What NCCC accomplishment(s) bring you the most pride?
We are proud of both the programs we initiated and the events we worked on to reduce the burden of cervical cancer and HPV, both nationwide and on a global level. We are especially proud of these programs: (1) our PhonePals system linking patients with the same cancer diagnosis to talk with one another; (2) the cervical cancer quilts that have traveled the country to help put a personal face on the fight against HPV and cervical cancer; (3) our online INSPIRE community which allows cancer patients to talk with one another through the Internet; (4) our electronic newsletter that provides timely information on new events on cervical cancer and HPV; (5) our resource center that sends out thousands of pamphlets on cervical cancer annually, (6) our fundraising and chapter development that has created 25 NCCC chapters throughout the United States and (7) our Global Initiative Against HPV and Cervical Cancer (GIAHC) www.GIAHC.org. (8) and our NCCC award-winning web site: www.nccc-online.org and our amazing three annual conferences (and videos and Public Service Announcements) that brought together women nationwide to listen and learn about cervical cancer, HPV and to speak out in their communities.
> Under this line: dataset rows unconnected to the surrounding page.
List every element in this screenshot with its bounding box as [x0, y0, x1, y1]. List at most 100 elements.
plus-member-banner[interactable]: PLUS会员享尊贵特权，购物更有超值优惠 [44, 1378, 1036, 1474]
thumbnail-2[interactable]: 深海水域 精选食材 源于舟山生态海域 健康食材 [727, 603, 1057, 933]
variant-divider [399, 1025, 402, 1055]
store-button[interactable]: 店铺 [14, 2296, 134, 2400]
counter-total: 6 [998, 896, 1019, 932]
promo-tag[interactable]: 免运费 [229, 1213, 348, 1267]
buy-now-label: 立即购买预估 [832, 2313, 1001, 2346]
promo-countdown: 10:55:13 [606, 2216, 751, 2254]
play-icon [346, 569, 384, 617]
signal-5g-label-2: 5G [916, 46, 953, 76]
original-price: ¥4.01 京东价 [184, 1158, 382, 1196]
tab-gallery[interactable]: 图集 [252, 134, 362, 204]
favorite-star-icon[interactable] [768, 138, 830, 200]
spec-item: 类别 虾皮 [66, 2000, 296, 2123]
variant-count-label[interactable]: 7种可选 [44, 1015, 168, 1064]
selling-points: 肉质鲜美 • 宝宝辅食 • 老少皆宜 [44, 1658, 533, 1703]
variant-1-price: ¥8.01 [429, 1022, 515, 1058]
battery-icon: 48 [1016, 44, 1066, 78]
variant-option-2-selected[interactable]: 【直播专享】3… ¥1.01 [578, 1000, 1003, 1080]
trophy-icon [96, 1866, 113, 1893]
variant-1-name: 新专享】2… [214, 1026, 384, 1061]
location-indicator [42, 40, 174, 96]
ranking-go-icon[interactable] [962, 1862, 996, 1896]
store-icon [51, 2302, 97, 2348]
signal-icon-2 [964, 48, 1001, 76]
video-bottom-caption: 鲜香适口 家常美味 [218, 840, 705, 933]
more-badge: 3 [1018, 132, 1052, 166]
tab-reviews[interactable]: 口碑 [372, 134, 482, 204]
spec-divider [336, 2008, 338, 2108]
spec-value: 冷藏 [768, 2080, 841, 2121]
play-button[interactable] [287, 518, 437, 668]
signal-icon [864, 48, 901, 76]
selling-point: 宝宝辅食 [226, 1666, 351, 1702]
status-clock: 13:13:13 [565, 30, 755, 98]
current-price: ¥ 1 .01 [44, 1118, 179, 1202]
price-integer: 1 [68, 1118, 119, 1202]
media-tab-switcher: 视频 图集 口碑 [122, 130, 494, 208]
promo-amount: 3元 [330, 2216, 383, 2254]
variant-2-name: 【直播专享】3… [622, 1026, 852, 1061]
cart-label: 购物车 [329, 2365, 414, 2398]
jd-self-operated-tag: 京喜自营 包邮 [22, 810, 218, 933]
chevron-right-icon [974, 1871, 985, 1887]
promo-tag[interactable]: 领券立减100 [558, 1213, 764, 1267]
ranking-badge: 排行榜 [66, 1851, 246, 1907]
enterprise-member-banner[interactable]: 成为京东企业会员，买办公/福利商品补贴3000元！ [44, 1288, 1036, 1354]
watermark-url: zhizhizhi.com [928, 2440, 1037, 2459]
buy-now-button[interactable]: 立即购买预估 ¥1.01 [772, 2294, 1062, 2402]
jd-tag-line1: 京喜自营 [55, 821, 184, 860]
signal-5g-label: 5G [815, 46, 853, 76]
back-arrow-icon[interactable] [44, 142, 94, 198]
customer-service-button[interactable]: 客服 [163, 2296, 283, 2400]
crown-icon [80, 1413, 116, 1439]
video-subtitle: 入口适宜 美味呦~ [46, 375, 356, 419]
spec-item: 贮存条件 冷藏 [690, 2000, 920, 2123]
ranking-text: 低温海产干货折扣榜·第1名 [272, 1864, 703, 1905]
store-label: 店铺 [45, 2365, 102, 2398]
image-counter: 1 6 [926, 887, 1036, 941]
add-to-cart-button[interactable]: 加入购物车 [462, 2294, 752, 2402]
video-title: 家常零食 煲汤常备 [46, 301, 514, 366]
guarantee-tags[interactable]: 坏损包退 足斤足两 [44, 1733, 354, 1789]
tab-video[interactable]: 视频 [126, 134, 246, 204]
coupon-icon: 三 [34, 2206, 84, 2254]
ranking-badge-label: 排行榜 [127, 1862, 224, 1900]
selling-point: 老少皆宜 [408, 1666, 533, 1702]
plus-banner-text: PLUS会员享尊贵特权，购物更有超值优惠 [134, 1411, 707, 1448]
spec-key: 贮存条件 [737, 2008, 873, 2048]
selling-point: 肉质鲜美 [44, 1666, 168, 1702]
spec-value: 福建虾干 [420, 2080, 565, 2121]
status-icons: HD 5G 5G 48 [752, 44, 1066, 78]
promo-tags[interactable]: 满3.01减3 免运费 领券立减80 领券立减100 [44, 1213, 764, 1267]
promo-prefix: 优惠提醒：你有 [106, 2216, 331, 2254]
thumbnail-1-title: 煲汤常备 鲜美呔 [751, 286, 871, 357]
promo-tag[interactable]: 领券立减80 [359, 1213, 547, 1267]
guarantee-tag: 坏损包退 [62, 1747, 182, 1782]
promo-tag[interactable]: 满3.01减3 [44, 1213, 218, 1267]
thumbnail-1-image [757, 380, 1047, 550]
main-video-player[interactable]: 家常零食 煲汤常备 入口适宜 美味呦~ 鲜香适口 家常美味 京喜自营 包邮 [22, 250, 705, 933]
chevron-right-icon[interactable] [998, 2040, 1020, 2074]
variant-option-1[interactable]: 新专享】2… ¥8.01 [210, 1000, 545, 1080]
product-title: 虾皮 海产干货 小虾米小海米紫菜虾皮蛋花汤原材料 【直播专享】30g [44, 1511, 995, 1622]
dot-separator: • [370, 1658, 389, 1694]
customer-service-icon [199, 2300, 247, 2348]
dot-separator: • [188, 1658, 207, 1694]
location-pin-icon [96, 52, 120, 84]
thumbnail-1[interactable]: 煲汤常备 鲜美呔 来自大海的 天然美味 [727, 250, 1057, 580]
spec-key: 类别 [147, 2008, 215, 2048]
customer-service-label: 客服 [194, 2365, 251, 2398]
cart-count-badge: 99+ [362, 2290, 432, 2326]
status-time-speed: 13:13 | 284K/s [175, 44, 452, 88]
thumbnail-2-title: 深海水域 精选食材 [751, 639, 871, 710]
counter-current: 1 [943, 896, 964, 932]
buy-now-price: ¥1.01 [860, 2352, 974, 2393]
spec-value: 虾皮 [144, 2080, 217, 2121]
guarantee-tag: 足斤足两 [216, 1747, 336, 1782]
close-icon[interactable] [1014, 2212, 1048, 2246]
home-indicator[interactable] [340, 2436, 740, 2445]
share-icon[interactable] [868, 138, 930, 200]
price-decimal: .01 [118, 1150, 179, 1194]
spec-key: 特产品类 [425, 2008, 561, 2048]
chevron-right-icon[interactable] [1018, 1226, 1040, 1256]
Even with these wonderful accomplishments, our number one accomplishment is our grassroots, cancer patient focus. It is the day after day, week after week, month after month of talking with each cancer patient and their family as they battle their cancer or precancer that is the most rewarding and helps impact the quality of life when a person hers those words: It's cancer! We are excited to be merging the NCCC and its amazing activities with ASHA. With ASHA's resources and NCCC's ability to grow in helping women and men find out more about prevention through cancer screening and vaccines, we are confident we will further help to reduce the burden of these HPV-associated cancers throughout the United States and globally.